Tuesday, 28 January 2014

Understand Cash On Cash Return

By Matt Baumberger


The term cash on cash return is used in investment to indicate the ratio of income to investment especially in real estate. It is given as a percentage and used to estimate the expected profit from the investment. It can be used as a basis for decision making to establish if the venture is profitable or not. It gives a quick idea of the expected returns. The estimates are confirmed later with in-depth analysis and calculations.

Some of the investors have used the formula to identify if a property is overpriced. By applying it in a calculation, an investor can judge if the returns promised or indicated are realistic. This will inform the decision to buy or not. It can tell instant equity of the property without having to rely on professional valuation.

An example is a property whose value is given at 1.2M dollars with a down payment of 300,000. The amount of rent collected from every month is given at 5,000 dollars. When calculating the percentage, you will be required to take the income of the entire year, which is 60,000 and divide it by the annual investment of 300,000. This will give you a figure of 20 percent which is your annual return on investment.

Some of the short comings of using this method include calculation using the amount before tax. There are tax obligations for each investment environment and they must be factored. These obligations shape the decisions of investors. The taxes are deferred through capital cost allowance in some cases.

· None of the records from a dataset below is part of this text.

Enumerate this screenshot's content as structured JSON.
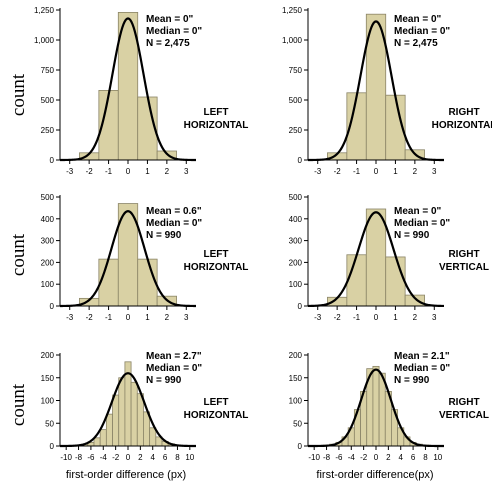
{
  "row_labels": [
    "count",
    "count",
    "count"
  ],
  "xlabels": [
    "first-order difference (px)",
    "first-order difference(px)"
  ],
  "chart_data": [
    {
      "type": "bar",
      "categories": [
        -3,
        -2,
        -1,
        0,
        1,
        2,
        3
      ],
      "values": [
        0,
        60,
        580,
        1230,
        525,
        75,
        0
      ],
      "xlim": [
        -3.5,
        3.5
      ],
      "ylim": [
        0,
        1250
      ],
      "yticks": [
        0,
        250,
        500,
        750,
        1000,
        1250
      ],
      "ytick_labels": [
        "0",
        "250",
        "500",
        "750",
        "1,000",
        "1,250"
      ],
      "xticks": [
        -3,
        -2,
        -1,
        0,
        1,
        2,
        3
      ],
      "xtick_labels": [
        "-3",
        "-2",
        "-1",
        "0",
        "1",
        "2",
        "3"
      ],
      "fit": {
        "mean": 0,
        "sd": 0.8,
        "peak": 1180
      },
      "stats": [
        "Mean = 0\"",
        "Median = 0\"",
        "N = 2,475"
      ],
      "label": [
        "LEFT",
        "HORIZONTAL"
      ]
    },
    {
      "type": "bar",
      "categories": [
        -3,
        -2,
        -1,
        0,
        1,
        2,
        3
      ],
      "values": [
        0,
        60,
        560,
        1215,
        540,
        85,
        0
      ],
      "xlim": [
        -3.5,
        3.5
      ],
      "ylim": [
        0,
        1250
      ],
      "yticks": [
        0,
        250,
        500,
        750,
        1000,
        1250
      ],
      "ytick_labels": [
        "0",
        "250",
        "500",
        "750",
        "1,000",
        "1,250"
      ],
      "xticks": [
        -3,
        -2,
        -1,
        0,
        1,
        2,
        3
      ],
      "xtick_labels": [
        "-3",
        "-2",
        "-1",
        "0",
        "1",
        "2",
        "3"
      ],
      "fit": {
        "mean": 0,
        "sd": 0.8,
        "peak": 1155
      },
      "stats": [
        "Mean = 0\"",
        "Median = 0\"",
        "N = 2,475"
      ],
      "label": [
        "RIGHT",
        "HORIZONTAL"
      ]
    },
    {
      "type": "bar",
      "categories": [
        -3,
        -2,
        -1,
        0,
        1,
        2,
        3
      ],
      "values": [
        0,
        35,
        215,
        470,
        215,
        45,
        0
      ],
      "xlim": [
        -3.5,
        3.5
      ],
      "ylim": [
        0,
        500
      ],
      "yticks": [
        0,
        100,
        200,
        300,
        400,
        500
      ],
      "ytick_labels": [
        "0",
        "100",
        "200",
        "300",
        "400",
        "500"
      ],
      "xticks": [
        -3,
        -2,
        -1,
        0,
        1,
        2,
        3
      ],
      "xtick_labels": [
        "-3",
        "-2",
        "-1",
        "0",
        "1",
        "2",
        "3"
      ],
      "fit": {
        "mean": 0,
        "sd": 0.85,
        "peak": 435
      },
      "stats": [
        "Mean = 0.6\"",
        "Median = 0\"",
        "N = 990"
      ],
      "label": [
        "LEFT",
        "HORIZONTAL"
      ]
    },
    {
      "type": "bar",
      "categories": [
        -3,
        -2,
        -1,
        0,
        1,
        2,
        3
      ],
      "values": [
        0,
        40,
        235,
        445,
        225,
        50,
        0
      ],
      "xlim": [
        -3.5,
        3.5
      ],
      "ylim": [
        0,
        500
      ],
      "yticks": [
        0,
        100,
        200,
        300,
        400,
        500
      ],
      "ytick_labels": [
        "0",
        "100",
        "200",
        "300",
        "400",
        "500"
      ],
      "xticks": [
        -3,
        -2,
        -1,
        0,
        1,
        2,
        3
      ],
      "xtick_labels": [
        "-3",
        "-2",
        "-1",
        "0",
        "1",
        "2",
        "3"
      ],
      "fit": {
        "mean": 0,
        "sd": 0.9,
        "peak": 430
      },
      "stats": [
        "Mean = 0\"",
        "Median = 0\"",
        "N = 990"
      ],
      "label": [
        "RIGHT",
        "VERTICAL"
      ]
    },
    {
      "type": "bar",
      "categories": [
        -10,
        -9,
        -8,
        -7,
        -6,
        -5,
        -4,
        -3,
        -2,
        -1,
        0,
        1,
        2,
        3,
        4,
        5,
        6,
        7,
        8,
        9,
        10
      ],
      "values": [
        0,
        0,
        2,
        4,
        8,
        18,
        36,
        70,
        112,
        150,
        185,
        140,
        115,
        75,
        40,
        20,
        10,
        5,
        2,
        1,
        0
      ],
      "xlim": [
        -11,
        11
      ],
      "ylim": [
        0,
        200
      ],
      "yticks": [
        0,
        50,
        100,
        150,
        200
      ],
      "ytick_labels": [
        "0",
        "50",
        "100",
        "150",
        "200"
      ],
      "xticks": [
        -10,
        -8,
        -6,
        -4,
        -2,
        0,
        2,
        4,
        6,
        8,
        10
      ],
      "xtick_labels": [
        "-10",
        "-8",
        "-6",
        "-4",
        "-2",
        "0",
        "2",
        "4",
        "6",
        "8",
        "10"
      ],
      "fit": {
        "mean": 0,
        "sd": 2.6,
        "peak": 160
      },
      "stats": [
        "Mean = 2.7\"",
        "Median = 0\"",
        "N = 990"
      ],
      "label": [
        "LEFT",
        "HORIZONTAL"
      ]
    },
    {
      "type": "bar",
      "categories": [
        -10,
        -9,
        -8,
        -7,
        -6,
        -5,
        -4,
        -3,
        -2,
        -1,
        0,
        1,
        2,
        3,
        4,
        5,
        6,
        7,
        8,
        9,
        10
      ],
      "values": [
        0,
        0,
        2,
        4,
        8,
        20,
        40,
        80,
        120,
        170,
        175,
        160,
        120,
        80,
        40,
        20,
        8,
        4,
        2,
        1,
        0
      ],
      "xlim": [
        -11,
        11
      ],
      "ylim": [
        0,
        200
      ],
      "yticks": [
        0,
        50,
        100,
        150,
        200
      ],
      "ytick_labels": [
        "0",
        "50",
        "100",
        "150",
        "200"
      ],
      "xticks": [
        -10,
        -8,
        -6,
        -4,
        -2,
        0,
        2,
        4,
        6,
        8,
        10
      ],
      "xtick_labels": [
        "-10",
        "-8",
        "-6",
        "-4",
        "-2",
        "0",
        "2",
        "4",
        "6",
        "8",
        "10"
      ],
      "fit": {
        "mean": 0,
        "sd": 2.4,
        "peak": 168
      },
      "stats": [
        "Mean = 2.1\"",
        "Median = 0\"",
        "N = 990"
      ],
      "label": [
        "RIGHT",
        "VERTICAL"
      ]
    }
  ]
}
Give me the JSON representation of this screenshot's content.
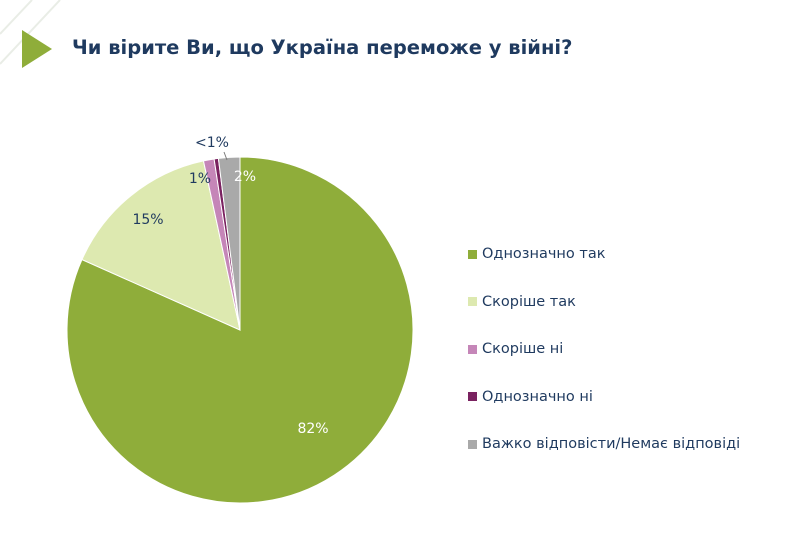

During calculations, other property factors need to be considered. Properties appreciate and depreciate in value. Consideration of capital returns gives an erroneous figure. The investment signal given is not very accurate and may cause unrealistic expectations. Rent collection is used to fulfill other obligations before profits can be calculated.

The formula used to calculate the income has not factored potential risks associated with the investment. They include economic factors like inflation, natural calamities and unforeseen occurrences. Such situations have a direct impact on your investment and will determine how much you get in the long run.

Cash on cash return gives figures that are based on a simple percentage that is not always the focus of investors. The most attractive figures for investors are given in form of compound interest. This will make the figure more realistic and accurate. There are possible losses even in the property market and the value depreciates with time. The formula is useful when looking for an estimate figure.